Last year a friend of mine told me about her body dysmorphia. As I sat on her couch listening to her heartache, impressed that she has clearly thrived despite her debilitating mental illness, something in my brain snapped. What I had thought for years was just my crippling self-hatred had a name. Body Dysmorphia. I was a figure skater for the entirety of my childhood and into my teens and I had always been a skinny, healthy person. But I had always, my entire life, thought I was fat. I remember how much I hated those skating costumes and how tight they were because I thought I had a gut. I remember only wearing full-length skirts in middle school because I hated the way I looked and those covered me up more. I remembered the 2 year period where I wore hats to cover my hair. I remembered the years and years and years of sweatshirts and jackets to cover my stomach and breasts. I spent my best body years covered, and now that I am an overweight adult, I am utterly disgusted with myself.

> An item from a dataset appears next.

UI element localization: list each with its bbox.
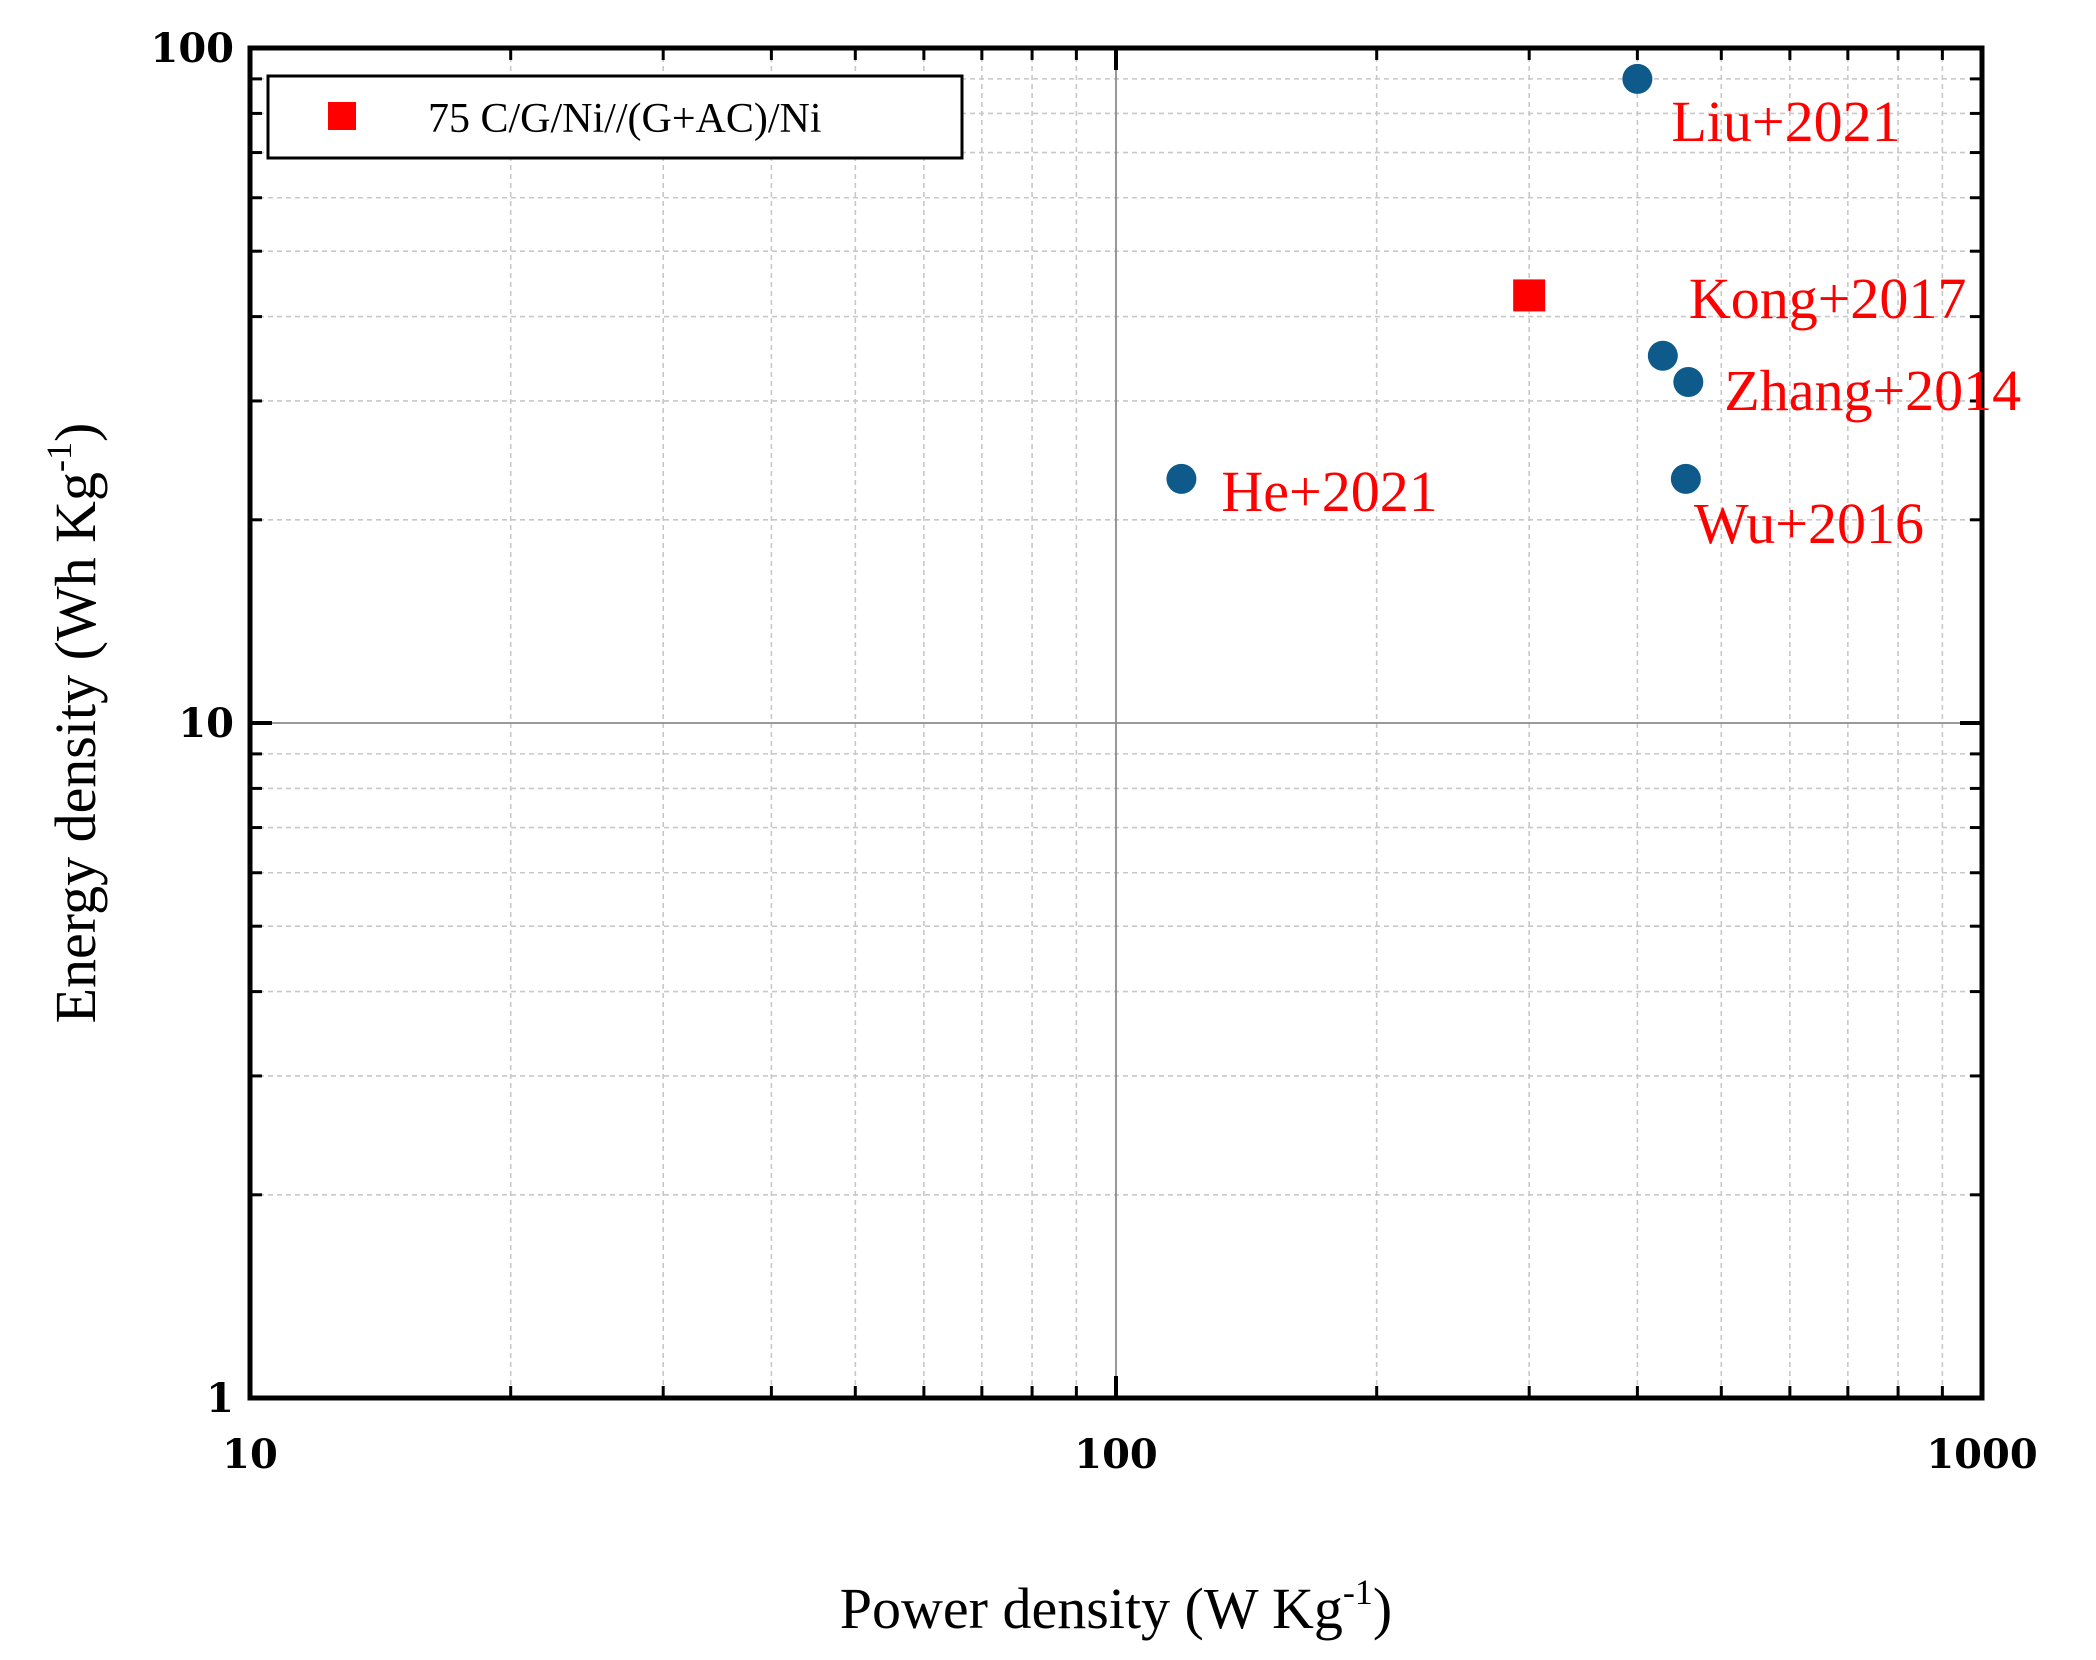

I wear makeup every time I leave the house to cover my severe acne scars because I genuinely believe that nobody should have to look at how ugly I am without makeup, despite the fact that I hate wearing foundation. I spent years buying XL and believing that was my size because they were baggier and I could hide my stomach more. Turns out I’m a Large and I’ve been wearing giant clothes this whole time and making my self-image worse un-intentionally. I have spent so many years living in this large body, thinking I was bigger than I am. I have spent years in this body looking into mirrors and wanting to break every mirror because I hated what was looking back at me. I wore corsets to my physical labor job every day for 2 years to try and hide my gut. And the most egregious of all? I have spent years as a single person, because the thought of anyone seeing me naked is a level of embarrassment I could never overcome.
I don’t know what the point of this all is. I continue to think of myself as a good person, trapped in a body that won’t make it through this world for very long. I see myself as a side character who doesn’t get much happiness out of life, but brings happiness to the lives of the people around her. I see value in who I am as a person, but I don’t think people see me as more than a disposable friend, good for a few years, and then when they don’t need me anymore I’m just phased out of their lives. I’m not always an easy friend to have, I can be frustratingly stubborn, I can’t take a compliment and I get angry about stupid shit. Friendship the the only thing that gets me through life. I need to have someone to tell about my day, someone to tell about my struggles, someone to tell about my joys. If my life is headed in the direction I believe it to be headed, I am going to have to figure out how to be alone with myself comfortably. A romantic partner might just be something I never get to have. Friends fill that hole for me, and I hope I can see them again soon. Tolerating myself is something I don’t want to become an expert in, but I think I will have to to survive this life I’ve been dealt.